I will probably not get there, but I kind of wonder what marvel e-bikes will be around in just 20 years! They will make the current e-bikes look like plowing delivery-truck-bikes!


----------



## Jack7782 (Jan 1, 2009)

Davide said:


> This is getting close to what I am waiting for! All new Pivot Shuttle SL barely looks like an eBike, weighs as little as 36.25lbs! The engine is there (thanks Fazua), cut the battery size another 50% (for the same Wh) and I'll get one.
> 
> I will probably not get there, but I kind of wonder what marvel e-bikes will be around in just 20 years! They will make the current e-bikes look like plowing delivery-truck-bikes!


I wonder if < 40 lb Emtbs will drop below $8-12K USD anytime soon, if ever? I just can't justify that amount when I can buy a *___* for much less.


----------



## 2xPneu (Jan 26, 2004)

“Justifying” a purchase has got to be the lamest thing I’ve seen, and it comes up all the time on this forum. 
FFS if you want one, get one, Who do you have to ”justify” it to? Your spouse? Yourself? People on this forum? So it costs more than a car. Or a house in 1955. Or whatever. Do you “need” one, whatever it may be? Of course not.
The only purchases that can truly be “justified” are those for the necessities of life.
How do you “justify” buying a six pack of beer? You really can’t. You don’t need it to live.
To keep ebike content in the post I am in the queue for a $15K Optibike R17. I currently have a $13K Optibike SIMBB/Black Sheep fat bike. Neither are justifiable. I just wanted them so I bought them.
Oy vey iz mir!


----------



## Yootah (Jun 30, 2017)

2xPneu said:


> How do you “justify” buying a six pack of beer? You really can’t.


Sure you can. You hold up the amount of money it costs vs the amount of time it takes you to make that money and how badly you want the beer. 

Same thing with a bike. Sounds like you either have a damned lot of disposable income or you REALLY want those ebikes. Good for you. Some people are elsewhere on those two spectrums and that much money for a bike isn't justified. You making fun of them for it is a pretty weak flex, Richie Rich.


----------



## Davide (Jan 29, 2004)

Jack7782 said:


> I wonder if < 40 lb Emtbs will drop below $8-12K USD anytime soon, if ever? I just can't justify that amount when I can buy a *___* for much less.

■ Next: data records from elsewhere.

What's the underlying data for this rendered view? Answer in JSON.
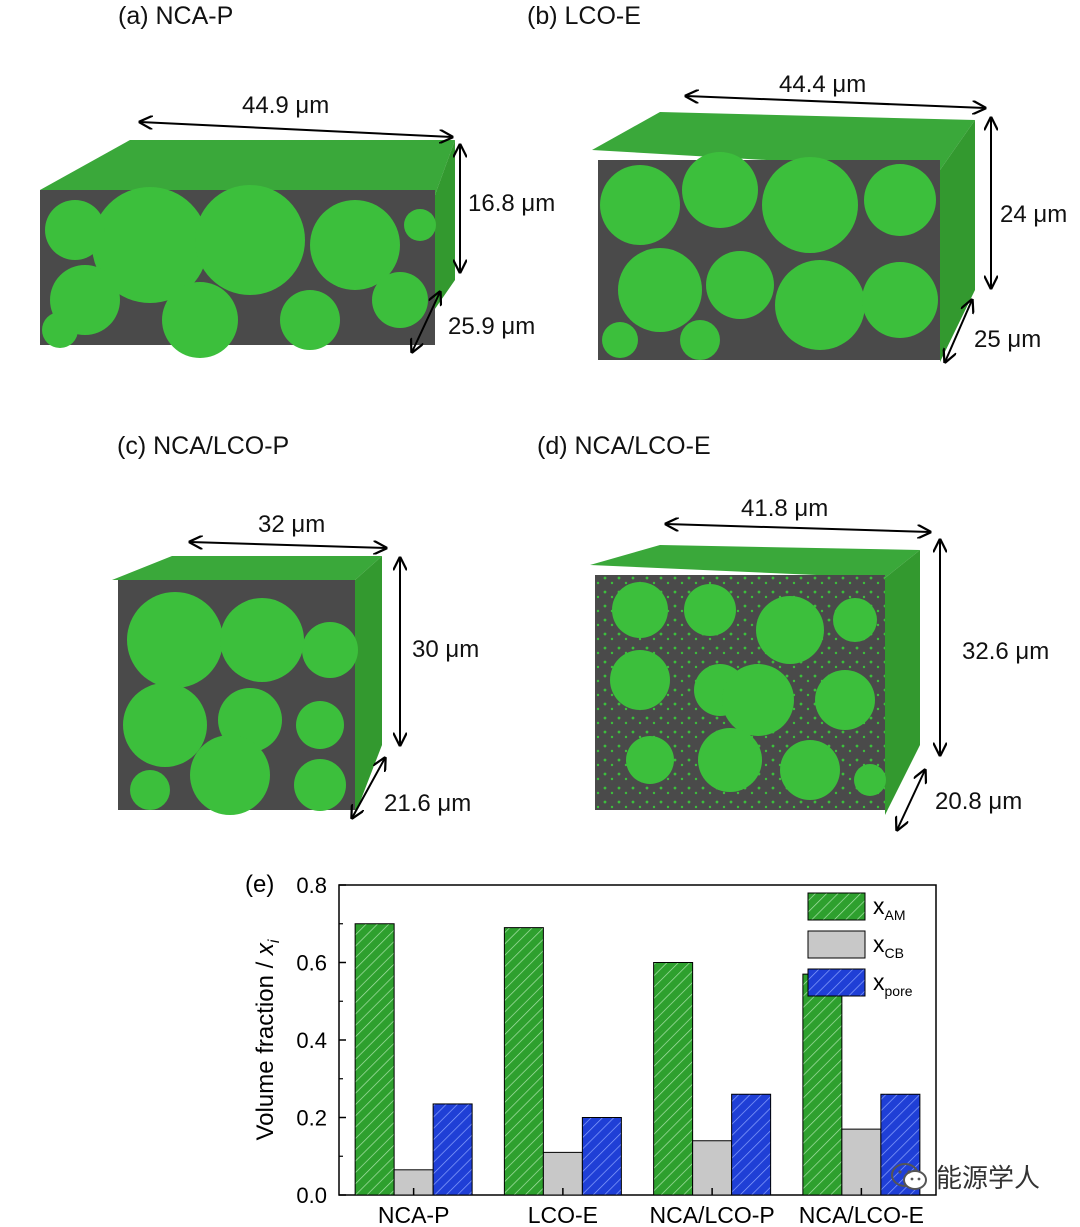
{
  "panels": {
    "a": {
      "label": "(a) NCA-P",
      "width": "44.9 μm",
      "height": "16.8 μm",
      "depth": "25.9 μm"
    },
    "b": {
      "label": "(b) LCO-E",
      "width": "44.4 μm",
      "height": "24 μm",
      "depth": "25 μm"
    },
    "c": {
      "label": "(c) NCA/LCO-P",
      "width": "32 μm",
      "height": "30 μm",
      "depth": "21.6 μm"
    },
    "d": {
      "label": "(d) NCA/LCO-E",
      "width": "41.8 μm",
      "height": "32.6 μm",
      "depth": "20.8 μm"
    },
    "e": {
      "label": "(e)"
    }
  },
  "colors": {
    "am": "#2ea02e",
    "cb": "#c8c8c8",
    "pore": "#1f3fd6",
    "solid_green": "#3cbf3c",
    "pore_gray": "#4a4a4a"
  },
  "watermark": {
    "text": "能源学人",
    "icon": "wechat-icon"
  },
  "chart_data": {
    "type": "bar",
    "ylabel": "Volume fraction / xi",
    "ylim": [
      0.0,
      0.8
    ],
    "yticks": [
      "0.0",
      "0.2",
      "0.4",
      "0.6",
      "0.8"
    ],
    "categories": [
      "NCA-P",
      "LCO-E",
      "NCA/LCO-P",
      "NCA/LCO-E"
    ],
    "series": [
      {
        "name": "xAM",
        "legend_main": "x",
        "legend_sub": "AM",
        "values": [
          0.7,
          0.69,
          0.6,
          0.57
        ]
      },
      {
        "name": "xCB",
        "legend_main": "x",
        "legend_sub": "CB",
        "values": [
          0.065,
          0.11,
          0.14,
          0.17
        ]
      },
      {
        "name": "xpore",
        "legend_main": "x",
        "legend_sub": "pore",
        "values": [
          0.235,
          0.2,
          0.26,
          0.26
        ]
      }
    ],
    "legend_position": "top-right"
  }
}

Well. looking more carefully at the Pivot I noticed that the main advertisement photo show it by profile. If you look from the top will notice how wide the lower part of the front triangle is. It is as bad as all the other ugly e-bikes, twice as wide as a regular bike. The battery is the problem, weight and size need to come down.

I'll pass, save the $10,000, avoid contributing to global warming, yep, MTB e-bikes do that, and keep in better shape!


----------



## 2old (Aug 31, 2015)

I'm looking into the Trek exE. I think the bikes are where I would want one. Looking to ride/demo. Toss the global climate change. I'm all in.

Sent from my SM-S901U using Tapatalk


----------



## Sparticus (Dec 28, 1999)

Davide said:


> They will make the current e-bikes look like plowing delivery-truck-bikes!


Two years ago I ordered a ‘21 Trek Rail 7 — 52 lbs of e-glory.
At the time I ordered it, I stated that in 5 years we’d all be laughing at ‘today’s’ ebikes, with their derailleur, heavy weight and other yet-to-be-revealed compromises based on mountain bike design, construction & components.

Kinda like the compromises that the earliest mountain bikes suffered because at the time they were based on road bikes.

I still feel the same way — won’t be long before my Rail will be considered a dog.
I’m okay with that. Low expectations and all.
Meanwhile I’m having an absolute blast with it whenever I ride it for sport (and believe me, I ride it like it’s an off-road motorcycle.) Or I feel grateful and capable whenever I’m towing my 75# fully loaded BOB trailer of trail tools to do trail maintenance.

Bottom line: the fact that there will always be a better ebike coming does not mean that one should do without an ebike today. Any more than someone might say, “I’m glad I didn’t buy a mountain bike until 2022 because those early mountain bikes didn’t perform as well.”

Fun is what we make it. Let the years pass without fun and all you’ve got is older.
=sParty


----------